This is the offical website for PSOL.
We have uploaded the poster for PSOL. This package is developed by Mr. Chen-Lin Zhang (http://www.lamda.nju.edu.cn/zhangcl/) and Mr. Yun-Hao Cao (http://www.lamda.nju.edu.cn/caoyh/). If you have any problem about the code, please feel free to contact Mr. Chen-Lin Zhang ([email protected]). The package is free for academic usage. You can run it at your own risk. For other purposes, please contact Prof. Jianxin Wu (mailto:[email protected]).
If you find our package is useful to your research, please cite our paper:
Reference:
[1] C.-L. Zhang, Y.-H. Cao and J. Wu. Rethinking the Route Towards Weakly Supervised Object Localization . In Proceedings of the IEEE Conference on Computer Vision and Pattern Recognition (CVPR 2020), Seattle, WA (Virtual), USA, pp. 13460-13469.
The code needs PyTorch and OpenCV.
A GPU is optional for faster speed.
Other requirements are in requirements.txt. You can simply install them by pip install -r requirements.txt
. We recommend to use Anaconda with virtual environments.
First you should download the ImageNet training set. Then, use our program generate_box_imagenet.py
to generate pseudo bounding boxes by DDT methods:
python generate_box_imagenet.py PATH
We follow the organization of PyTorch official ImageNet training script. There are some options in generate_box_imagenet.py
:
PATH the path to the ImageNet dataset
--input_size input size for each image (448 for default)
--gpu which gpus to use
--output_path the output pseudo boxes folder
--batch_size batch_size for executing forward pass of CNN
If you use default parameters, you are just using DDT-VGG16 with 448x448 as illustrated in the paper. For efficiency, we provide generated VGG-16 448x448 boxes pseudo boxes. You can directly download it.

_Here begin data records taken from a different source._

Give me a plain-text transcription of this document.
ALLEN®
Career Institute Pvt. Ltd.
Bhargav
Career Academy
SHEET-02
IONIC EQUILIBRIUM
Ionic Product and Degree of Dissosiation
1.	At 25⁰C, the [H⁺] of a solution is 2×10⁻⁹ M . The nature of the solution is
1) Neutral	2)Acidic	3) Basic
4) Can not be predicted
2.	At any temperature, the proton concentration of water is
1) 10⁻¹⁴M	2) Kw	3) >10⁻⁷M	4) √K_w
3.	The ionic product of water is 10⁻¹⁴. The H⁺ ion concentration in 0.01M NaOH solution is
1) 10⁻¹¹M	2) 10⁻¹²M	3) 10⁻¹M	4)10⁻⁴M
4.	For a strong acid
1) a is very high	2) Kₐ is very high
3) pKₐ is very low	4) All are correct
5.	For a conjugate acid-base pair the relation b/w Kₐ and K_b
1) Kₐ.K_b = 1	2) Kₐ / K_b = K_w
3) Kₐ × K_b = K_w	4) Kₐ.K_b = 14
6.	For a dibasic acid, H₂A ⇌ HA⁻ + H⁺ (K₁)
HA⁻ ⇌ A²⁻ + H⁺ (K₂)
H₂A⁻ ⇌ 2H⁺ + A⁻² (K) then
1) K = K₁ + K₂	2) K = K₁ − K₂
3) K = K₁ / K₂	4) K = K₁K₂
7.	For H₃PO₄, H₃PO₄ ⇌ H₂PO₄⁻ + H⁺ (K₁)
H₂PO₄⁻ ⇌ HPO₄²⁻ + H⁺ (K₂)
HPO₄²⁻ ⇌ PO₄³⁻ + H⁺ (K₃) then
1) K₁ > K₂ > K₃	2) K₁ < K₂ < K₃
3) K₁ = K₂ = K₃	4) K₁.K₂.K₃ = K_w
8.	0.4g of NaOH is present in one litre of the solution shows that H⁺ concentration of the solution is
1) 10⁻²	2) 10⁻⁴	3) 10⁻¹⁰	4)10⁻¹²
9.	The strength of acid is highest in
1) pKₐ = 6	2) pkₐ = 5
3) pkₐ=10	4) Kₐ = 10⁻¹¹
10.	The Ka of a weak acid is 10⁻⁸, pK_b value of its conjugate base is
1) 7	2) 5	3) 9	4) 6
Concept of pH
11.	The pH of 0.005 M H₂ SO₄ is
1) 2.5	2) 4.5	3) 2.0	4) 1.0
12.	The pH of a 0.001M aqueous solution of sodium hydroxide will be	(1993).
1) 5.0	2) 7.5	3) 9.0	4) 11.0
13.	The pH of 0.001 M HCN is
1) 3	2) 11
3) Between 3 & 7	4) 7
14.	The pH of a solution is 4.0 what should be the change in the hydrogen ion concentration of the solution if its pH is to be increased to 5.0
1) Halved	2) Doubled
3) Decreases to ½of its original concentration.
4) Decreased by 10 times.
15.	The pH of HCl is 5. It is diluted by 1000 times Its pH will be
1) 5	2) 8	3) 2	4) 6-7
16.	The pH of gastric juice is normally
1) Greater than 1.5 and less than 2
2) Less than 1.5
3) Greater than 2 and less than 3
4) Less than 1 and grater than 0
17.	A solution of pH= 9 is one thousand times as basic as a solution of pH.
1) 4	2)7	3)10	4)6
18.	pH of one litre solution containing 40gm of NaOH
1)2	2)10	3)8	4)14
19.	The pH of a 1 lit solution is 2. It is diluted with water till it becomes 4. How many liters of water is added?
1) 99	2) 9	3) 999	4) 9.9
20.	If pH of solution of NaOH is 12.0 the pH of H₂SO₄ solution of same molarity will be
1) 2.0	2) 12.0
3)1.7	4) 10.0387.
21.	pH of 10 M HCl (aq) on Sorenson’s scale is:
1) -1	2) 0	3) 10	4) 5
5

First you should download the ImageNet validation set, and corresponding annotation xmls. We need both validation set and annotation xmls in PyTorch format. Please refer to ImageNet example for details.
We except the ImageNet Folder has these structures:
root/
|-- train/
| |-- class1 |-- image1.jpg
| |-- class2 |-- image2.jpg
| |-- class3 |-- image3.jpg
| ...
|-- val/
| |-- class1 |-- image1.jpg
| |-- class2 |-- image2.jpg
| |-- class3 |-- image3.jpg
| ...
|-- myval/ (groundtruth annotation xml file, you can change the folder name, and modify it in Line 67 in PSOL_inference.py)

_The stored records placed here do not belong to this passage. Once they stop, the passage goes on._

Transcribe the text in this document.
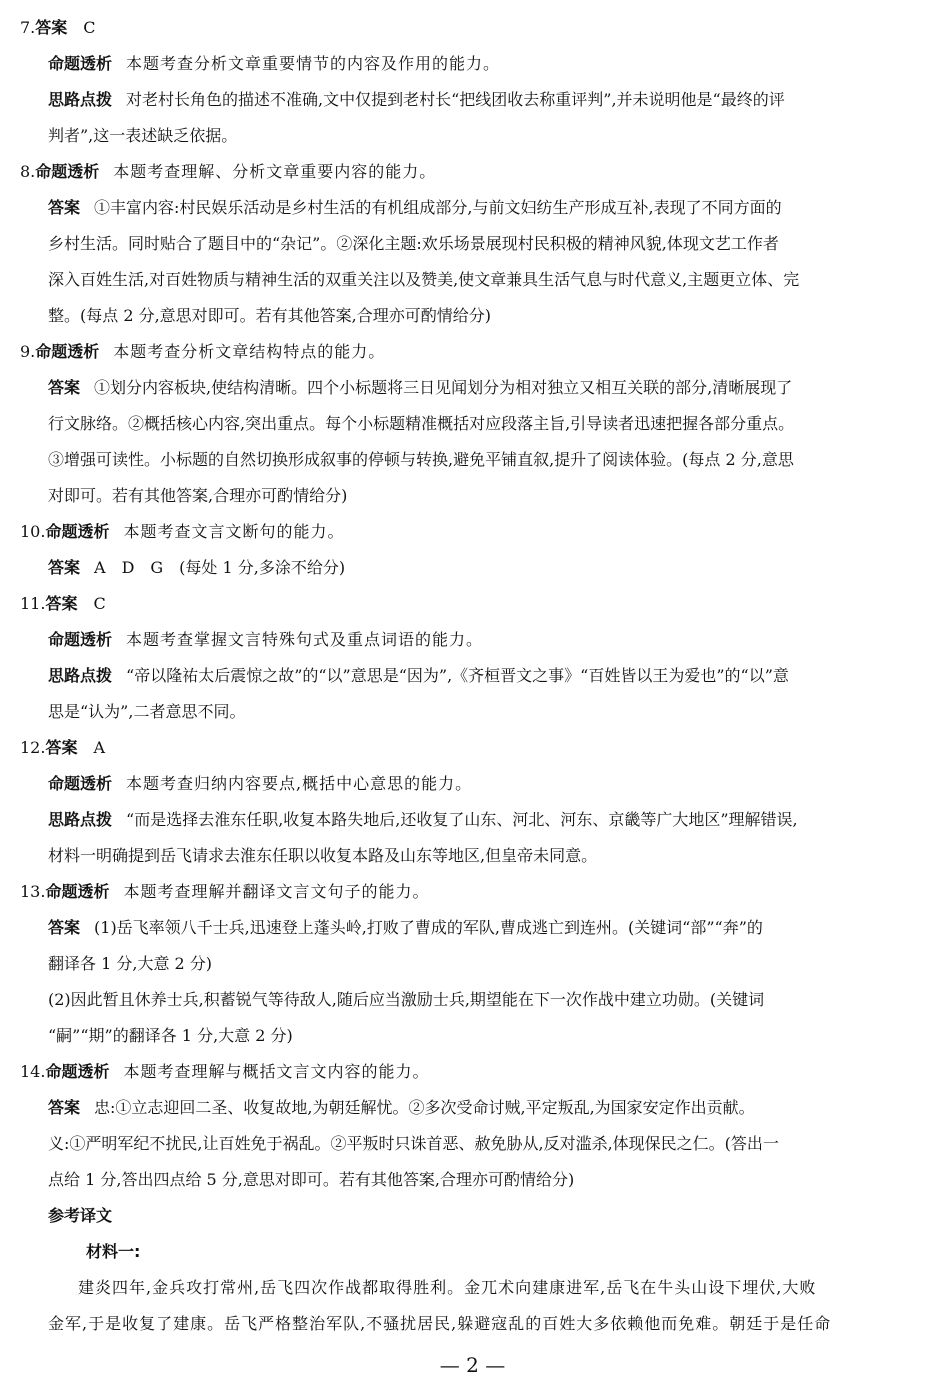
7.答案 C
命题透析 本题考查分析文章重要情节的内容及作用的能力。
思路点拨 对老村长角色的描述不准确,文中仅提到老村长“把线团收去称重评判”,并未说明他是“最终的评
判者”,这一表述缺乏依据。
8.命题透析 本题考查理解、分析文章重要内容的能力。
答案 ①丰富内容:村民娱乐活动是乡村生活的有机组成部分,与前文妇纺生产形成互补,表现了不同方面的
乡村生活。同时贴合了题目中的“杂记”。②深化主题:欢乐场景展现村民积极的精神风貌,体现文艺工作者
深入百姓生活,对百姓物质与精神生活的双重关注以及赞美,使文章兼具生活气息与时代意义,主题更立体、完
整。(每点 2 分,意思对即可。若有其他答案,合理亦可酌情给分)
9.命题透析 本题考查分析文章结构特点的能力。
答案 ①划分内容板块,使结构清晰。四个小标题将三日见闻划分为相对独立又相互关联的部分,清晰展现了
行文脉络。②概括核心内容,突出重点。每个小标题精准概括对应段落主旨,引导读者迅速把握各部分重点。
③增强可读性。小标题的自然切换形成叙事的停顿与转换,避免平铺直叙,提升了阅读体验。(每点 2 分,意思
对即可。若有其他答案,合理亦可酌情给分)
10.命题透析 本题考查文言文断句的能力。
答案 A　D　G　(每处 1 分,多涂不给分)
11.答案 C
命题透析 本题考查掌握文言特殊句式及重点词语的能力。
思路点拨 “帝以隆祐太后震惊之故”的“以”意思是“因为”,《齐桓晋文之事》“百姓皆以王为爱也”的“以”意
思是“认为”,二者意思不同。
12.答案 A
命题透析 本题考查归纳内容要点,概括中心意思的能力。
思路点拨 “而是选择去淮东任职,收复本路失地后,还收复了山东、河北、河东、京畿等广大地区”理解错误,
材料一明确提到岳飞请求去淮东任职以收复本路及山东等地区,但皇帝未同意。
13.命题透析 本题考查理解并翻译文言文句子的能力。
答案 (1)岳飞率领八千士兵,迅速登上蓬头岭,打败了曹成的军队,曹成逃亡到连州。(关键词“部”“奔”的
翻译各 1 分,大意 2 分)
(2)因此暂且休养士兵,积蓄锐气等待敌人,随后应当激励士兵,期望能在下一次作战中建立功勋。(关键词
“嗣”“期”的翻译各 1 分,大意 2 分)
14.命题透析 本题考查理解与概括文言文内容的能力。
答案 忠:①立志迎回二圣、收复故地,为朝廷解忧。②多次受命讨贼,平定叛乱,为国家安定作出贡献。
义:①严明军纪不扰民,让百姓免于祸乱。②平叛时只诛首恶、赦免胁从,反对滥杀,体现保民之仁。(答出一
点给 1 分,答出四点给 5 分,意思对即可。若有其他答案,合理亦可酌情给分)
参考译文
材料一:
建炎四年,金兵攻打常州,岳飞四次作战都取得胜利。金兀术向建康进军,岳飞在牛头山设下埋伏,大败
金军,于是收复了建康。岳飞严格整治军队,不骚扰居民,躲避寇乱的百姓大多依赖他而免难。朝廷于是任命
— 2 —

| |-- class1 |-- image1.xml
| |-- class2 |-- image2.xml
| |-- class3 |-- image3.xml
...
Please first refer to prepare datasets session for generating pseudo bounding boxes. Then, you can use PSOL_training.py
to train PSOL-Sep
models on pseudo bounding boxes.
python PSOL_training.py PATH
. There are some options in PSOL_training.py
:
PATH the path to the ImageNet dataset
--loc-model which localization model to use. Current options: densenet161, vgg16,vgggap, resnet50, densenet161
--input_size input size for each image (256 for default)

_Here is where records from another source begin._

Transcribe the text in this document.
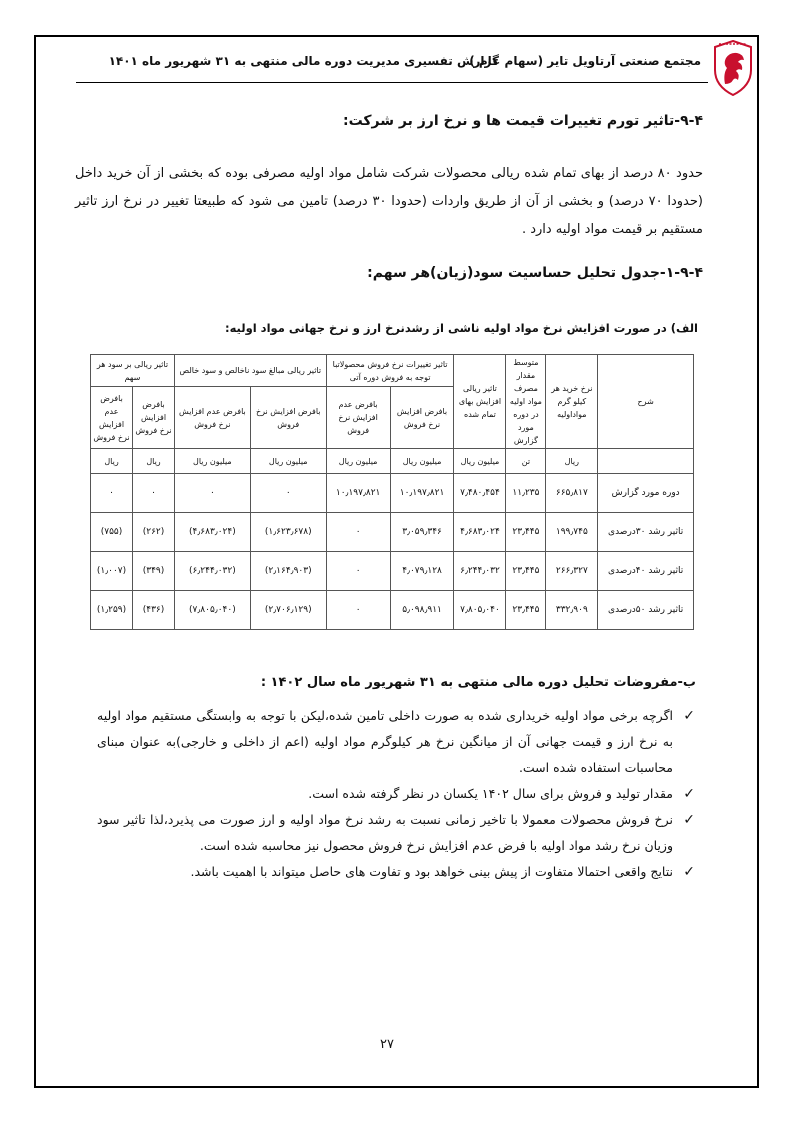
مجتمع صنعتی آرتاویل تایر (سهام عام )
گزارش تفسیری مدیریت دوره مالی منتهی به ۳۱ شهریور ماه ۱۴۰۱
۹-۴-تاثیر تورم تغییرات قیمت ها و نرخ ارز بر شرکت:
حدود ۸۰ درصد از بهای تمام شده ریالی محصولات شرکت شامل مواد اولیه مصرفی بوده که بخشی از آن خرید داخل (حدودا ۷۰ درصد) و بخشی از آن از طریق واردات (حدودا ۳۰ درصد) تامین می شود که طبیعتا تغییر در نرخ ارز تاثیر مستقیم بر قیمت مواد اولیه دارد .
۱-۹-۴-جدول تحلیل حساسیت سود(زیان)هر سهم:
الف) در صورت افزایش نرخ مواد اولیه ناشی از رشدنرخ ارز و نرخ جهانی مواد اولیه:
شرح	نرخ خرید هر کیلو گرم مواداولیه	متوسط مقدار مصرف مواد اولیه در دوره مورد گزارش	تاثیر ریالی افزایش بهای تمام شده	تاثیر تغییرات نرخ فروش محصولاتبا توجه به فروش دوره آتی		تاثیر ریالی مبالغ سود ناخالص و سود خالص		تاثیر ریالی بر سود هر سهم	
				بافرض افزایش نرخ فروش	بافرض عدم افزایش نرخ فروش	بافرض افزایش نرخ فروش	بافرض عدم افزایش نرخ فروش	بافرض افزایش نرخ فروش	بافرض عدم افزایش نرخ فروش
	ریال	تن	میلیون ریال	میلیون ریال	میلیون ریال	میلیون ریال	میلیون ریال	ریال	ریال
دوره مورد گزارش	۶۶۵٫۸۱۷	۱۱٫۲۳۵	۷٫۴۸۰٫۴۵۴	۱۰٫۱۹۷٫۸۲۱	۱۰٫۱۹۷٫۸۲۱	۰	۰	۰	۰
تاثیر رشد ۳۰درصدی	۱۹۹٫۷۴۵	۲۳٫۴۴۵	۴٫۶۸۳٫۰۲۴	۳٫۰۵۹٫۳۴۶	۰	(۱٫۶۲۳٫۶۷۸)	(۴٫۶۸۳٫۰۲۴)	(۲۶۲)	(۷۵۵)
تاثیر رشد ۴۰درصدی	۲۶۶٫۳۲۷	۲۳٫۴۴۵	۶٫۲۴۴٫۰۳۲	۴٫۰۷۹٫۱۲۸	۰	(۲٫۱۶۴٫۹۰۳)	(۶٫۲۴۴٫۰۳۲)	(۳۴۹)	(۱٫۰۰۷)
تاثیر رشد ۵۰درصدی	۳۳۲٫۹۰۹	۲۳٫۴۴۵	۷٫۸۰۵٫۰۴۰	۵٫۰۹۸٫۹۱۱	۰	(۲٫۷۰۶٫۱۲۹)	(۷٫۸۰۵٫۰۴۰)	(۴۳۶)	(۱٫۲۵۹)
ب-مفروضات تحلیل دوره مالی منتهی به ۳۱ شهریور ماه سال ۱۴۰۲ :
✓
اگرچه برخی مواد اولیه خریداری شده به صورت داخلی تامین شده،لیکن با توجه به وابستگی مستقیم مواد اولیه به نرخ ارز و قیمت جهانی آن از میانگین نرخ هر کیلوگرم مواد اولیه (اعم از داخلی و خارجی)به عنوان مبنای محاسبات استفاده شده است.
✓
مقدار تولید و فروش برای سال ۱۴۰۲ یکسان در نظر گرفته شده است.
✓
نرخ فروش محصولات معمولا با تاخیر زمانی نسبت به رشد نرخ مواد اولیه و ارز صورت می پذیرد،لذا تاثیر سود وزیان نرخ رشد مواد اولیه با فرض عدم افزایش نرخ فروش محصول نیز محاسبه شده است.
✓
نتایج واقعی احتمالا متفاوت از پیش بینی خواهد بود و تفاوت های حاصل میتواند با اهمیت باشد.
۲۷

--crop_size crop size for each image (only used in validation process)
--ddt_path the path of generated DDT pseudo boxes
--gt_path the path for groundtruth on ImageNet val dataset
--save_path where to save the checkpoint
--gpu which gpus to use
--batch_size batch_size for executing forward pass of CNN
We have provided some pretrained models and cached groundtruth files. If you want to directly test it, please download it.
We use same options as PSOL_training.py
in PSOL_inference.py
. Then you can run:
python PSOL_inference.py --loc-model {$LOC_MODEL} --cls-model {$CLS_MODEL} {--ten-crop}
Extra Options:
--cls-model represents the classification models we support now. Current options: densenet161, vgg16, resnet50, inceptionv3, dpn131, efficientnetb7 (need to install efficientnet-pytorch).
--ten-crop use ten crop to boost the classification performance.
Please note that for SOTA classification models, you should change the resolutions in cls_transforms (Line248-Line249).
Then you can get the final Corloc and Clsloc result.